OpenAI is reportedly partnering with Qualcomm and MediaTek to develop smartphone processors. A project which has the potential to redefine the high-end handset market.
TF International Securities analyst Ming-Chi Kuo outlined the collaboration, which includes Luxshare as the exclusive system co-design and manufacturing partner, in a post on X.
Kuo suggests future smartphones could rely on AI agents to complete various tasks instead of apps.
He said specifications and supplier selections are expected to be finalised by late 2026 or the first quarter of 2027, with mass production scheduled for 2028.
“Only by fully controlling both the operating system and hardware can OpenAI deliver a comprehensive AI agent service”, Kuo said in his post.
As to why OpenAI would champion a phone, he explained full OS and hardware control is the only path to seamless AI agent delivery.

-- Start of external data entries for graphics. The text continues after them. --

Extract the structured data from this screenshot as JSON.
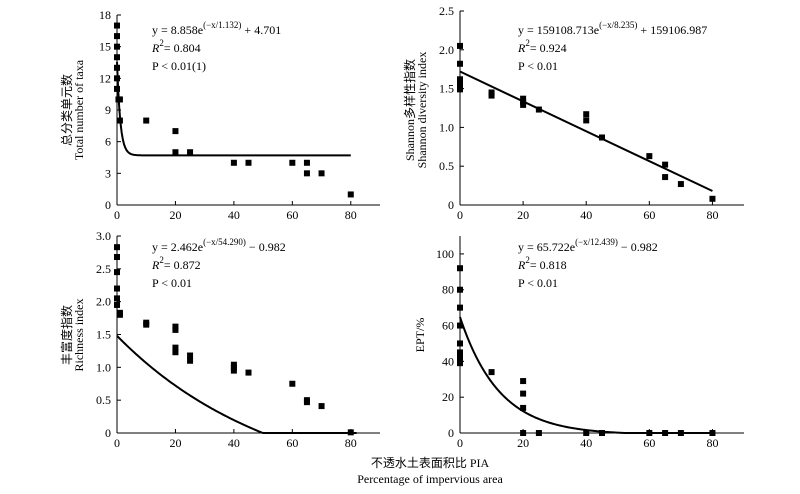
{
  "figure": {
    "xlabel_cn": "不透水土表面积比 PIA",
    "xlabel_en": "Percentage of impervious area"
  },
  "chart_data": [
    {
      "type": "scatter",
      "id": "taxa",
      "ylabel_cn": "总分类单元数",
      "ylabel_en": "Total number of taxa",
      "xlim": [
        0,
        90
      ],
      "ylim": [
        0,
        18
      ],
      "xticks": [
        0,
        20,
        40,
        60,
        80
      ],
      "yticks": [
        0,
        3,
        6,
        9,
        12,
        15,
        18
      ],
      "equation": {
        "prefix": "y = 8.858e",
        "exponent": "(−x/1.132)",
        "suffix": " + 4.701",
        "r2": "= 0.804",
        "p": "P < 0.01(1)"
      },
      "fit": {
        "a": 8.858,
        "b": 1.132,
        "c": 4.701,
        "xmax": 80
      },
      "points": [
        [
          0,
          17
        ],
        [
          0,
          16
        ],
        [
          0,
          15
        ],
        [
          0,
          14
        ],
        [
          0,
          13
        ],
        [
          0,
          12
        ],
        [
          0,
          11
        ],
        [
          0.5,
          10
        ],
        [
          1,
          8
        ],
        [
          1,
          10
        ],
        [
          10,
          8
        ],
        [
          20,
          7
        ],
        [
          20,
          5
        ],
        [
          25,
          5
        ],
        [
          40,
          4
        ],
        [
          45,
          4
        ],
        [
          60,
          4
        ],
        [
          65,
          4
        ],
        [
          65,
          3
        ],
        [
          70,
          3
        ],
        [
          80,
          1
        ]
      ]
    },
    {
      "type": "scatter",
      "id": "shannon",
      "ylabel_cn": "Shannon多样性指数",
      "ylabel_en": "Shannon diversity index",
      "xlim": [
        0,
        90
      ],
      "ylim": [
        0,
        2.5
      ],
      "xticks": [
        0,
        20,
        40,
        60,
        80
      ],
      "yticks": [
        0,
        0.5,
        1.0,
        1.5,
        2.0,
        2.5
      ],
      "ytick_labels": [
        "0",
        "0.5",
        "1.0",
        "1.5",
        "2.0",
        "2.5"
      ],
      "equation": {
        "prefix": "y = 159108.713e",
        "exponent": "(−x/8.235)",
        "suffix": " + 159106.987",
        "r2": "= 0.924",
        "p": "P < 0.01"
      },
      "fit": {
        "type": "linear",
        "y0": 1.72,
        "y80": 0.18
      },
      "points": [
        [
          0,
          2.05
        ],
        [
          0,
          1.82
        ],
        [
          0,
          1.62
        ],
        [
          0,
          1.56
        ],
        [
          0,
          1.52
        ],
        [
          0,
          1.49
        ],
        [
          10,
          1.45
        ],
        [
          10,
          1.41
        ],
        [
          20,
          1.37
        ],
        [
          20,
          1.33
        ],
        [
          20,
          1.29
        ],
        [
          25,
          1.23
        ],
        [
          40,
          1.17
        ],
        [
          40,
          1.09
        ],
        [
          45,
          0.87
        ],
        [
          60,
          0.63
        ],
        [
          65,
          0.52
        ],
        [
          65,
          0.36
        ],
        [
          70,
          0.27
        ],
        [
          80,
          0.08
        ]
      ]
    },
    {
      "type": "scatter",
      "id": "richness",
      "ylabel_cn": "丰富度指数",
      "ylabel_en": "Richness index",
      "xlim": [
        0,
        90
      ],
      "ylim": [
        0,
        3.0
      ],
      "xticks": [
        0,
        20,
        40,
        60,
        80
      ],
      "yticks": [
        0,
        0.5,
        1.0,
        1.5,
        2.0,
        2.5,
        3.0
      ],
      "ytick_labels": [
        "0",
        "0.5",
        "1.0",
        "1.5",
        "2.0",
        "2.5",
        "3.0"
      ],
      "equation": {
        "prefix": "y = 2.462e",
        "exponent": "(−x/54.290)",
        "suffix": " − 0.982",
        "r2": "= 0.872",
        "p": "P < 0.01"
      },
      "fit": {
        "a": 2.462,
        "b": 54.29,
        "c": -0.982,
        "xmax": 82
      },
      "points": [
        [
          0,
          2.83
        ],
        [
          0,
          2.68
        ],
        [
          0,
          2.45
        ],
        [
          0,
          2.2
        ],
        [
          0,
          2.05
        ],
        [
          0,
          1.95
        ],
        [
          1,
          1.83
        ],
        [
          1,
          1.8
        ],
        [
          10,
          1.68
        ],
        [
          10,
          1.65
        ],
        [
          20,
          1.62
        ],
        [
          20,
          1.57
        ],
        [
          20,
          1.3
        ],
        [
          20,
          1.23
        ],
        [
          25,
          1.18
        ],
        [
          25,
          1.1
        ],
        [
          40,
          1.04
        ],
        [
          40,
          1.0
        ],
        [
          40,
          0.95
        ],
        [
          45,
          0.92
        ],
        [
          60,
          0.75
        ],
        [
          65,
          0.5
        ],
        [
          65,
          0.47
        ],
        [
          70,
          0.41
        ],
        [
          80,
          0.01
        ]
      ]
    },
    {
      "type": "scatter",
      "id": "ept",
      "ylabel_en": "EPT/%",
      "xlim": [
        0,
        90
      ],
      "ylim": [
        0,
        110
      ],
      "xticks": [
        0,
        20,
        40,
        60,
        80
      ],
      "yticks": [
        0,
        20,
        40,
        60,
        80,
        100
      ],
      "equation": {
        "prefix": "y = 65.722e",
        "exponent": "(−x/12.439)",
        "suffix": " − 0.982",
        "r2": "= 0.818",
        "p": "P < 0.01"
      },
      "fit": {
        "a": 65.722,
        "b": 12.439,
        "c": -0.982,
        "xmax": 80
      },
      "points": [
        [
          0,
          92
        ],
        [
          0,
          80
        ],
        [
          0,
          70
        ],
        [
          0,
          60
        ],
        [
          0,
          50
        ],
        [
          0,
          45
        ],
        [
          0,
          42
        ],
        [
          0,
          39
        ],
        [
          10,
          34
        ],
        [
          20,
          29
        ],
        [
          20,
          22
        ],
        [
          20,
          14
        ],
        [
          20,
          0
        ],
        [
          25,
          0
        ],
        [
          40,
          0
        ],
        [
          45,
          0
        ],
        [
          60,
          0
        ],
        [
          65,
          0
        ],
        [
          70,
          0
        ],
        [
          80,
          0
        ]
      ]
    }
  ]
}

“The smartphone is the only device that captures the user’s full real-time state, which is the most important input for real-time AI agent inference,” Kuo stated. “Smartphones will remain the largest-scale device category for the foreseeable future”.
In an X post the same day, OpenAI CEO Sam Altman appeared to highlight the partnership by posting: “Feels like a good time to seriously rethink how operating systems and user interfaces are designed”.
He added “also the internet; there should be a protocol that is equally usable by people and agents”.
Kuo argues OpenAI’s competitive edge rests on its consumer brand, accumulated user data and frontier AI models and not hardware manufacturing, which means it could rely on established supply chains to build the device itself.
On the business side, the analyst floated a bundled subscription model as a likely revenue vehicle while also building a new AI agent ecosystem with developers.
“Taking MediaTek × Google TPU Zebrafish as an example, the revenue contribution of a single chip is roughly equivalent to 30–40 AI agent smartphone processors. If the initial target is the global high-end smartphone segment, which ships about 300–400 million units per year, the replacement cycle could become another major growth driver”, said Kuo.
He explained no matter how hard Luxshare tries, it will be difficult for the company to surpass Foxconn’s assembly position in Apple’s device supply chain.
“That makes this project especially meaningful for Luxshare. With an early position in the supply chain, Luxshare could become a leading beneficiary in the next smartphone generation”.